Son propos gagne en originalité lorsqu’il évoque la position des grands pays émetteurs dans les négociations climatiques, à commencer par celle des États-Unis de Donald Trump. Là où d’autres minimisent la portée de l’élection présidentielle de 2016, Laurent Fabius voit une calamiteuse régression, qui a conduit à un tel relâchement de la pression internationale que les autres parties refusent aujourd’hui les avancées nécessaires. Le président de la COP21 reconnaît alors que l’accord de Paris est appliqué de manière déficiente, mais il tempère aussi les arguments de ceux qui dénoncent l’inefficacité de la négociation interétatique au sein des Nations unies. Il rappelle utilement que les COP sont la seule occasion de confronter les États à leurs responsabilités sous le regard de l’opinion mondiale. Toutes les initiatives sont bienvenues, mais aucune ne peut remplacer les engagements formels des États et le suivi de leur application.

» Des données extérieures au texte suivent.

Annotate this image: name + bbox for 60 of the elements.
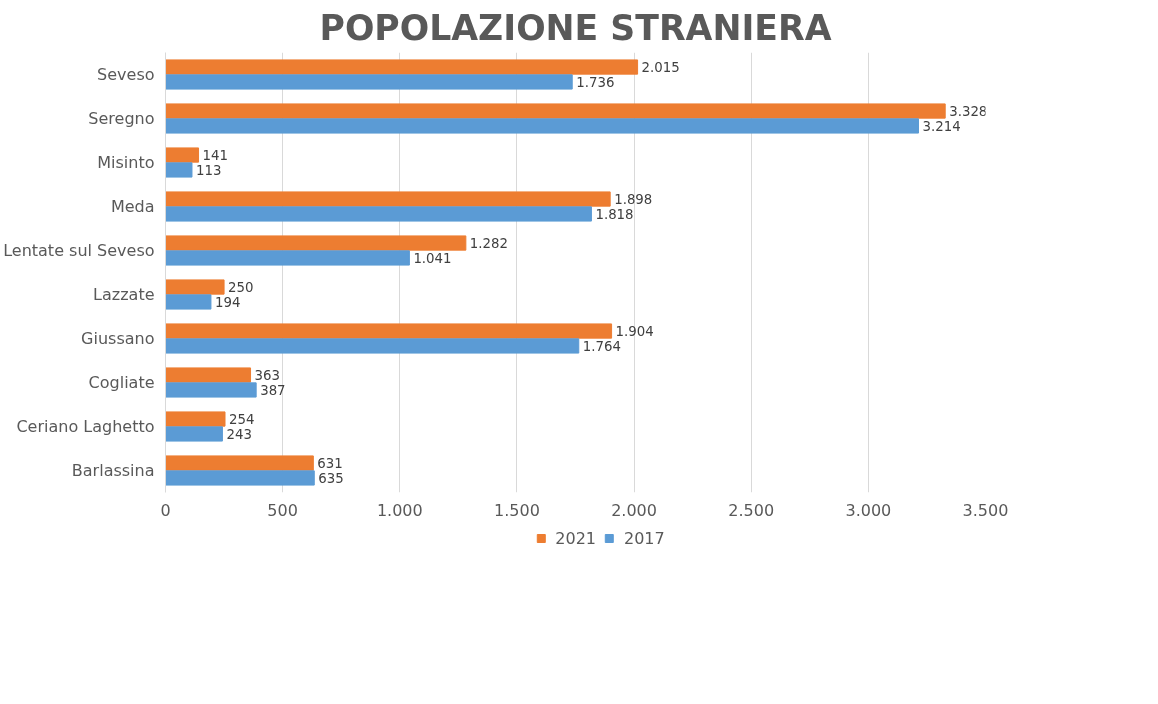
data-label: 2.015: [641, 60, 680, 76]
bar: [165, 382, 257, 398]
x-tick-label: 0: [160, 500, 171, 520]
bar: [165, 279, 225, 295]
data-label: 363: [254, 368, 280, 384]
bar: [165, 426, 223, 442]
bar: [165, 470, 315, 486]
y-tick-label: Lentate sul Seveso: [3, 241, 155, 260]
data-label: 1.818: [595, 206, 634, 222]
bar: [165, 367, 252, 383]
data-label: 113: [195, 162, 222, 178]
x-tick-label: 2.500: [728, 500, 775, 520]
bar: [165, 411, 226, 427]
data-label: 387: [260, 382, 286, 398]
y-tick-label: Lazzate: [93, 285, 155, 304]
data-label: 1.282: [469, 236, 509, 252]
data-label: 254: [229, 412, 255, 428]
x-tick-label: 3.500: [962, 500, 1009, 520]
bar: [165, 455, 314, 471]
bar: [165, 250, 410, 266]
bar: [165, 147, 200, 163]
y-tick-label: Cogliate: [88, 373, 155, 392]
y-tick-label: Giussano: [81, 329, 155, 348]
x-tick-label: 1.000: [376, 500, 423, 520]
x-tick-label: 2.000: [611, 500, 657, 520]
bar: [165, 74, 573, 90]
data-label: 1.898: [614, 192, 653, 208]
data-label: 141: [202, 148, 228, 164]
data-label: 3.214: [922, 118, 961, 134]
data-label: 250: [228, 280, 254, 296]
chart-title: POPOLAZIONE STRANIERA: [319, 7, 832, 48]
bar: [165, 338, 580, 354]
bar: [165, 59, 639, 75]
bar: [165, 294, 212, 310]
data-label: 1.041: [413, 250, 452, 266]
data-label: 1.904: [615, 324, 654, 340]
bar: [165, 162, 193, 178]
bar: [165, 118, 919, 134]
data-label: 1.736: [576, 74, 615, 90]
bar: [165, 206, 592, 222]
y-tick-label: Misinto: [97, 153, 155, 172]
bar: [165, 235, 467, 251]
x-tick-label: 500: [267, 500, 298, 520]
bar: [165, 191, 611, 207]
data-label: 243: [226, 426, 252, 442]
data-label: 631: [317, 456, 343, 472]
y-tick-label: Ceriano Laghetto: [16, 417, 155, 436]
y-tick-label: Seregno: [88, 109, 155, 128]
legend-label: 2021: [555, 528, 596, 548]
bar: [165, 323, 613, 339]
x-tick-label: 1.500: [494, 500, 540, 520]
data-label: 635: [318, 470, 344, 486]
data-label: 1.764: [582, 338, 621, 354]
data-label: 194: [214, 294, 241, 310]
legend-label: 2017: [624, 528, 665, 548]
bar: [165, 103, 946, 119]
y-tick-label: Meda: [110, 197, 155, 216]
y-tick-label: Barlassina: [71, 461, 155, 480]
x-tick-label: 3.000: [845, 500, 892, 520]
y-tick-label: Seveso: [97, 65, 155, 84]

S’il défend la complémentarité entre grandes décisions et petits gestes, Laurent Fabius soutient aussi que les négociations climatiques gagneraient en efficacité si un temps plus long était consacré à l’examen comparé des résultats nationaux, ou encore si les gouvernements étaient appelés à formuler des plans de transition juste, incluant des mesures d’accompagnement des secteurs intenses en carbone. Comme la crise du COVID-19 invite aux remises à plat et qu’il n’est plus nécessaire de préparer la COP26 dans la précipitation, il faut espérer que certaines de ces pistes seront explorées sérieusement.